Enschedese Boys
- Full name: s.v. De Enschedese Boys
- Nickname: De Boys
- Founded: 20 April 1906; 120 years ago
- Ground: Sportpark Wesselerbrink Zuid Enschede
- Capacity: 2,000
- Chairman: Gerrit van der Zande
- Manager: Toon Jerusalem
- League: Vierde Klasse
| Home colours | Away colours |

= Enschedese Boys =

Dutch football club

Enschedese Boys is an amateur football club from the Dutch city Enschede. In 1965 the professional team of De Boys merged with their rivals Sportclub Enschede to FC Twente (both clubs continued in non-league football). Currently Enschedese Boys plays in the Vierde Klasse (8th tier in Dutch football).

== History ==
Enschedese Boys was founded on 20 April 1906 by a couple of teenagers under the name Lotisco. When the club joined the Twentsche Voetbalbond (FA of Twente) a year later, the name was changed to Excelsior. In 1910 the club would get its current name.
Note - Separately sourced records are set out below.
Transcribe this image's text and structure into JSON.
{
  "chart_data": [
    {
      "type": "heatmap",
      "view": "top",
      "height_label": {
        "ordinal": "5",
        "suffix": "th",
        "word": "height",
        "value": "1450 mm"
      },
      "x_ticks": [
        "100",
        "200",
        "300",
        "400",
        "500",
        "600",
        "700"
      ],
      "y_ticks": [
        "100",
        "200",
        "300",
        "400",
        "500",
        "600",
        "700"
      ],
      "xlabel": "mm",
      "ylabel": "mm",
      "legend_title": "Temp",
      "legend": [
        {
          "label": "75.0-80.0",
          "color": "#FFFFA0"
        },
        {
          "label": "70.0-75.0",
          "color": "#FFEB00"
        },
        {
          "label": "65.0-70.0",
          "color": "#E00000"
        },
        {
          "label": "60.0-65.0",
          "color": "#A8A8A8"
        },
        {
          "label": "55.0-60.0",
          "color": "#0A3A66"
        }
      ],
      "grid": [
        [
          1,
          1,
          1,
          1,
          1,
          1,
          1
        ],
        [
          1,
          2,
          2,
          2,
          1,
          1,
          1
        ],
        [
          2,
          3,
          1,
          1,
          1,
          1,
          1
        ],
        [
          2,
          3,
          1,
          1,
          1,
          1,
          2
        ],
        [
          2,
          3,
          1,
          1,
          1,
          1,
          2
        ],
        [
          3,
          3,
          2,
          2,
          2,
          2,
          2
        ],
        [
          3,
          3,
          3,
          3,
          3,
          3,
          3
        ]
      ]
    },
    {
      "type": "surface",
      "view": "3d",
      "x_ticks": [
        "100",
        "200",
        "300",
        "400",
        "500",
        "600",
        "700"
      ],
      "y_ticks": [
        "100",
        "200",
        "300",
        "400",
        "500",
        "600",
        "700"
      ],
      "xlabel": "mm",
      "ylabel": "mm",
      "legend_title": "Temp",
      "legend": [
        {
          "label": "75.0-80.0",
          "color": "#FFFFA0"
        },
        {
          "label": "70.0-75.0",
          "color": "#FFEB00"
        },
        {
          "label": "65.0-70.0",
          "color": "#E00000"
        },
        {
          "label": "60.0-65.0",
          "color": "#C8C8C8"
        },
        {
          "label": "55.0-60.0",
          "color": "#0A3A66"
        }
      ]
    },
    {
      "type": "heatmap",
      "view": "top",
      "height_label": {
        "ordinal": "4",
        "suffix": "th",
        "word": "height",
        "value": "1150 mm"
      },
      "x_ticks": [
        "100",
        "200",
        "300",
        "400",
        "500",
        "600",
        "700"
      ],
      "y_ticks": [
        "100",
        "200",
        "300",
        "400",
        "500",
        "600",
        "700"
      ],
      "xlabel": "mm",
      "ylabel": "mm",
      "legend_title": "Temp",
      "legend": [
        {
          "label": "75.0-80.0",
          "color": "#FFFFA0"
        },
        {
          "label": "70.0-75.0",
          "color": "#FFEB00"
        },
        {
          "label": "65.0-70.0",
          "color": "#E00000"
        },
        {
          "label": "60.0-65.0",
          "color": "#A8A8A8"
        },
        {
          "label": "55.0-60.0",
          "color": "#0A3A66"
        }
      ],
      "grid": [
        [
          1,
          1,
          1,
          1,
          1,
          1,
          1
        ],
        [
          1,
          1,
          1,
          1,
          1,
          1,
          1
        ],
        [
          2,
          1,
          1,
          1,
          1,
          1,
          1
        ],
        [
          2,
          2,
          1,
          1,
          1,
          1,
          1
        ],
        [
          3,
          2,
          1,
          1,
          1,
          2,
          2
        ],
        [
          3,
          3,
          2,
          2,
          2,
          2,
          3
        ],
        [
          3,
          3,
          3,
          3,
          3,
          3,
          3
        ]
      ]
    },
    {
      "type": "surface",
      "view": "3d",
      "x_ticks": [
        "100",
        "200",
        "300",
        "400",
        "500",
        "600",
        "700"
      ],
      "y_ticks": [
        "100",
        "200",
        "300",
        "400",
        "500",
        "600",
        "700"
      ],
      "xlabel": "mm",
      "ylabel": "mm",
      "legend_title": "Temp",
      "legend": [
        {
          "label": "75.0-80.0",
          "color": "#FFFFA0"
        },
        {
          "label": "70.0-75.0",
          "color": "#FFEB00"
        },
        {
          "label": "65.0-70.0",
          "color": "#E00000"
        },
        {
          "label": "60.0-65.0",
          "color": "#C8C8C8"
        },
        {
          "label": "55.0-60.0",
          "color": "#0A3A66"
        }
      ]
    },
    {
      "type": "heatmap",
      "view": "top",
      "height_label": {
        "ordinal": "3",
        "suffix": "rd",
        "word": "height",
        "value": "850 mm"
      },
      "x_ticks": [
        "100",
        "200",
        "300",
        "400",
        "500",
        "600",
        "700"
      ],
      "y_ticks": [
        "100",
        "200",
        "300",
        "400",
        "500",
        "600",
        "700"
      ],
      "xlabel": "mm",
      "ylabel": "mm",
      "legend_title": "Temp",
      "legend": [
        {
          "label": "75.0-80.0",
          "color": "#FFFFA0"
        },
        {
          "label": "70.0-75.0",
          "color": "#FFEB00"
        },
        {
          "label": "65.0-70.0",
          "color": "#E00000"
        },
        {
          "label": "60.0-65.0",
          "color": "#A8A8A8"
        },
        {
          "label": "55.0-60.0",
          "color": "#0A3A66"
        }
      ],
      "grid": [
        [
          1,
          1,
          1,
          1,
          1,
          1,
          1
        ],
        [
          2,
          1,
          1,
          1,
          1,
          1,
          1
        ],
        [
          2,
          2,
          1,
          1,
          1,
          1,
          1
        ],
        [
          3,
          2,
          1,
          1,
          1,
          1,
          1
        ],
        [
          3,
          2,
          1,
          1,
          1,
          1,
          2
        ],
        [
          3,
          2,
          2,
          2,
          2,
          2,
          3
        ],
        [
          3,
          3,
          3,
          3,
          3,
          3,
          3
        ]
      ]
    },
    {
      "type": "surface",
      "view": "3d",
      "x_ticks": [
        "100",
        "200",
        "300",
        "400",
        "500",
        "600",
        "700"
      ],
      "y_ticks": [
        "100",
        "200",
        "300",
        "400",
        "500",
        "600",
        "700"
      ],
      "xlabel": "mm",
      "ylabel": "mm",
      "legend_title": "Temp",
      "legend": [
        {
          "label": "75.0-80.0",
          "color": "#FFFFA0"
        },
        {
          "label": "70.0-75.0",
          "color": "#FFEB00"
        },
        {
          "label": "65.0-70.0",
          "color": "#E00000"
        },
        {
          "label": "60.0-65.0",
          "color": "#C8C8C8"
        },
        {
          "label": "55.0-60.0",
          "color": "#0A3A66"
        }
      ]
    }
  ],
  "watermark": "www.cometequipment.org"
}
Enschedese Boys soon became the most popular team under the working class of Enschede. The rivalry with SC Enschede (supported by the middle class and the owners of the factories) became one of the fiercest in the country. It is said that supporters of De Boys refused to wear black shoe strings, since black is the colour of Sportclub. Supporters of Sportclub never cooked the green soupe erwtensoep for the same reason. Until 1954 Dutch football was organized regionally (regional champions would play each other at the end of the season for the national championship), so the Enschede Derby was played every season. In season 1949/50 De Boys finally won the championship of the east, so they could play the other regional champions. However, in a poule with AFC Ajax, Blauw-Wit Amsterdam, sc Heerenveen, SV Limburgia and Maurits they ended last. The home game against Ajax resulted in a record attendance of over 25,000 spectators in the small Volksparkstadion.

When in 1954 professional football was introduced in the Netherlands and the regional system disappeared, Enschedese Boys had to start in the Tweede Divisie (3rd tier), while local rivals Sportclub and vv Rigtersbleek could start respectively in the Eredivisie (highest) and Eerste Divisie (2nd tier). In spite of popular players like Darius Dhlomo (a South African activist for the ANC and one of the first black players in the Netherlands) and Dutch superstar Abe Lenstra (bought from Sportclub in 1960) De Boys could not equal their successes of the amateur times. In season 1960/61, with captain Abe Lenstra, they did force a promotion to the Eerste Divisie. However, they never reached higher than the fourth place there. Since both De Boys and Sportclub had financial problems and the city Enschede only wanted to help one team, both clubs merged in 1965 to form FC Twente '65. Both clubs did continue in the Derde Klasse (amateur football).

Initially the move to non-league football went well for De Boys. Within nine years the highest amateur league (the Hoofdklasse) was reached. In season 1974/75 the club moved to their current ground Sportpark Wesselerbrink Zuid in the new south district of the city. In the early 1990s decline started, resulting in a current stay in the Vierde Klasse (8th tier).

There are plans for the near future to merge De Boys with neighbours UDI Enschede. However, no official statement has been given so far on this topic.